We currently have Nyx (she's been with us 6 days now and is around 5 months old). She's not hand tame, but she's not really scared of us or hands, she just really doesn't like them and wants to bite them a lot! However, she will step on our hands completely fine occasionally. We want to reward her for "stepping up" in the hope she'll eventually associate this reward with hands being good. Has anyone got any recommendations for a good treat for this. We've bought some dried chillies, and coconut bits, and will buy some fresh fruit and veg, and maybe some dried fruit tomorrow.
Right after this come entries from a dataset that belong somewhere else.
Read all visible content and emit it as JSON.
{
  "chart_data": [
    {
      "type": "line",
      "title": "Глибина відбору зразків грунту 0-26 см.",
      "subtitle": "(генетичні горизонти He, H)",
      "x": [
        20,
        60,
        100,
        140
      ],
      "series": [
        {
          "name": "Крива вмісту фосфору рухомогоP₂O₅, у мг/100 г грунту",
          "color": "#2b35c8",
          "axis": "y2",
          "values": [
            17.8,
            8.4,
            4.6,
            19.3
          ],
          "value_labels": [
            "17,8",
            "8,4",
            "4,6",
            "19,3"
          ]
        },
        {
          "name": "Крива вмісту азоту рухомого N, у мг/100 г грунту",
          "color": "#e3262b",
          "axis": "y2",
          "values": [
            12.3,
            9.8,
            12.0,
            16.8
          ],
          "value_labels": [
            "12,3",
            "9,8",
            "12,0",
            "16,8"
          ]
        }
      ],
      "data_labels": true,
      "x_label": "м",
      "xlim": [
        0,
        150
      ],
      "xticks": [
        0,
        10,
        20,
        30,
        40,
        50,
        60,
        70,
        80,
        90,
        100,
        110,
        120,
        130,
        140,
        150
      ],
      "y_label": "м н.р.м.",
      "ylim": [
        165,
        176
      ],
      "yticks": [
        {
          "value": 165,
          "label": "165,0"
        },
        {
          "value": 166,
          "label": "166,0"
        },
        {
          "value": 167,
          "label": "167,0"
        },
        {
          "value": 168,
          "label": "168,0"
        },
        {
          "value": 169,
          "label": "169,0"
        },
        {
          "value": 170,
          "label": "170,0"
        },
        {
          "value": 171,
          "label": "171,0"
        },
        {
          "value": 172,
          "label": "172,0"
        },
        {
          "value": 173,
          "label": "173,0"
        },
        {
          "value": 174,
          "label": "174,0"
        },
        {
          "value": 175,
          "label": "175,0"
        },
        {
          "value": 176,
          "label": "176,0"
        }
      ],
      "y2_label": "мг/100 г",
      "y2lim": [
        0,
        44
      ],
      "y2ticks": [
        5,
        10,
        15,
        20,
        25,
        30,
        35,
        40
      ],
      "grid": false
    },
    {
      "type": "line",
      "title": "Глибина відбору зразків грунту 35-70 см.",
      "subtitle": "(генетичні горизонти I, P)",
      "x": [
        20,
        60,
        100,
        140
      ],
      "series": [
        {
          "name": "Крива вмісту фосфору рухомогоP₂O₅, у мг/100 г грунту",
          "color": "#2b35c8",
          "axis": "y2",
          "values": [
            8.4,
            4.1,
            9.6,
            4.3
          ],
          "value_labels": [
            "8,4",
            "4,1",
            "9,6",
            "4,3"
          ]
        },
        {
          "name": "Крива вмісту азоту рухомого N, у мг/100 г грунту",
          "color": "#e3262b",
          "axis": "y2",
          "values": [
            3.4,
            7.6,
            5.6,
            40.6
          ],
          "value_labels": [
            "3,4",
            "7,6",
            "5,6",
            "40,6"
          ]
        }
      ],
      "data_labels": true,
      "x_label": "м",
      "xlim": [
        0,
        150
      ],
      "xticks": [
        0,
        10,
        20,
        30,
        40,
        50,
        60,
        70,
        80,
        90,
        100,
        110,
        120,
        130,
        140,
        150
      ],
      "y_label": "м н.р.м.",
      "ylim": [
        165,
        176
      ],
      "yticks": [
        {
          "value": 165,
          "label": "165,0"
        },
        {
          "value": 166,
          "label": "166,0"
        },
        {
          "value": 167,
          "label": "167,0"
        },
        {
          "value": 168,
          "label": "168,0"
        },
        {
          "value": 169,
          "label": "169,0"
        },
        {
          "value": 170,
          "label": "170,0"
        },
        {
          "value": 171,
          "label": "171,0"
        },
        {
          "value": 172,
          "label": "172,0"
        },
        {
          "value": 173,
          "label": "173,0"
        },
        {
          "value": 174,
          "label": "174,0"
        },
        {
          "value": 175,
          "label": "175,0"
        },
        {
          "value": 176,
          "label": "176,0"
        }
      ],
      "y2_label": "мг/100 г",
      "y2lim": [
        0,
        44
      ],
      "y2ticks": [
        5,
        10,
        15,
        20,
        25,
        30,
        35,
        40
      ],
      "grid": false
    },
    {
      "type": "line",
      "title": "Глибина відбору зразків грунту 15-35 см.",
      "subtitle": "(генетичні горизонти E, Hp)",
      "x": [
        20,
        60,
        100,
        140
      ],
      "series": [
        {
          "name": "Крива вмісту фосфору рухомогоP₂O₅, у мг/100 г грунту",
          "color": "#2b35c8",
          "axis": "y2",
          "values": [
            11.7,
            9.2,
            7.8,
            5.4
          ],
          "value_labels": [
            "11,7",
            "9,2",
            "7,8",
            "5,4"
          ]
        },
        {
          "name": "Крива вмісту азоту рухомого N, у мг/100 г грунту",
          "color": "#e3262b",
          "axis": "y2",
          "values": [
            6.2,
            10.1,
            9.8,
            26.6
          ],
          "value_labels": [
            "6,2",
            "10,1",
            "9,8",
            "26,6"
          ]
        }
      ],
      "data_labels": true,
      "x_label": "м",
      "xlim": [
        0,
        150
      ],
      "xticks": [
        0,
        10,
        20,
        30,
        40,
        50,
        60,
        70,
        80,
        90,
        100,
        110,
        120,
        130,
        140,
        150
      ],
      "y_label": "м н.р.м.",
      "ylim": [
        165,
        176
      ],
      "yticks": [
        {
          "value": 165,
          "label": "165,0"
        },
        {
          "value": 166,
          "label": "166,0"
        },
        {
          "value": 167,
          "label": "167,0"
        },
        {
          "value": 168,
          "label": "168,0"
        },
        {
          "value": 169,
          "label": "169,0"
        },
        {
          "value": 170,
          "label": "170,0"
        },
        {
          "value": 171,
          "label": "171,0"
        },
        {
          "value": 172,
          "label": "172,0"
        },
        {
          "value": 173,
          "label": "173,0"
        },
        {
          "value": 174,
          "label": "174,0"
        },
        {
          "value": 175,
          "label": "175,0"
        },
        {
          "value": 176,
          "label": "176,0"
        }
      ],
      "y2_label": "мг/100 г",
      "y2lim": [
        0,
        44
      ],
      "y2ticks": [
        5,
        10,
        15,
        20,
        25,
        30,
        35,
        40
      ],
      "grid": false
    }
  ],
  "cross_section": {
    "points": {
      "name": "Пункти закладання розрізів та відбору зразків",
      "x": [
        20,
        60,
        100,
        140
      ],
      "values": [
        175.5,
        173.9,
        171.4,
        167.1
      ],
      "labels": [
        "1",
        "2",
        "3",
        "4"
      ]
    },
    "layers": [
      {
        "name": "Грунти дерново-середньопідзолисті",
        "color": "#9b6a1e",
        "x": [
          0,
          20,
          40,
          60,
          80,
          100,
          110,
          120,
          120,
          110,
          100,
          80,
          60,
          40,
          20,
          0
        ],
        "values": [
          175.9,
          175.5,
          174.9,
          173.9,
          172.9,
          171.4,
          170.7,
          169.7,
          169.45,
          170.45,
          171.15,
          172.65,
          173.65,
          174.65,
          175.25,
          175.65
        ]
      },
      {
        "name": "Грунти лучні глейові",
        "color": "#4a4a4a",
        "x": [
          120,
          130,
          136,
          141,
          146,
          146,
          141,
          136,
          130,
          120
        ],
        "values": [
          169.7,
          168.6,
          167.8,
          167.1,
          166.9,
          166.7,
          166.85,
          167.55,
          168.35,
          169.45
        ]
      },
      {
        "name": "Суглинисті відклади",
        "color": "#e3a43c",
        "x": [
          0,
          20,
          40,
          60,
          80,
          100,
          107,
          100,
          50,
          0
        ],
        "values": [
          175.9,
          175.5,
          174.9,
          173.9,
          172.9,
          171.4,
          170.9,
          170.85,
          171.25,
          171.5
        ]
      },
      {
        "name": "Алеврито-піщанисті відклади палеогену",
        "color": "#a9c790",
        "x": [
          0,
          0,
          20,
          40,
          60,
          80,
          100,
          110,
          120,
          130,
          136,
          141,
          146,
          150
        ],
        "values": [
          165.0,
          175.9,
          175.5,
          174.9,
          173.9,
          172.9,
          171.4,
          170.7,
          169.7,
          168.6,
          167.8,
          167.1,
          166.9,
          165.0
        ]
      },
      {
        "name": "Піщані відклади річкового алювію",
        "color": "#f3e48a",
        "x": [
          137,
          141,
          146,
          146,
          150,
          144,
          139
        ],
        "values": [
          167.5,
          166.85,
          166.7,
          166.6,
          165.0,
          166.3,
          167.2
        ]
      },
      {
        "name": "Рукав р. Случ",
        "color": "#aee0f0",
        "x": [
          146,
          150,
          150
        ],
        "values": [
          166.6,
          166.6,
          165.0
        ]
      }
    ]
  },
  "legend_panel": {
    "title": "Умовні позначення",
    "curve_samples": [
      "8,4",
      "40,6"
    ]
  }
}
Any suggestions will be really appreciated.


----------



## flippityjib (Dec 13, 2012)

Millet. Must birds love it. 

Sent from my DROID RAZR using Tapatalk 2


----------



## tielz (Nov 29, 2012)

I second the spray millet or even a seed mixture would do well.
Birds are social eaters, so you can sit next to your tiel with some sort of fun food like air popped popcorn, bread, cereal, or just spread seeds on a towel on the table for her to investigate while you eat a snack. Earn her trust by making it interesting and fun. 
If she is not afraid of hands then you are ahead of the game already. What she needs is to know that she can trust you and all you need for this is time and patience.


----------



## roxy culver (May 27, 2010)

Tiels really aren't fruit eaters so I wouldn't bother with any...anything that your tiel likes can be used as a treat. Sunflower seeds, carrots, anything they like. Try different things and see which she likes best.


----------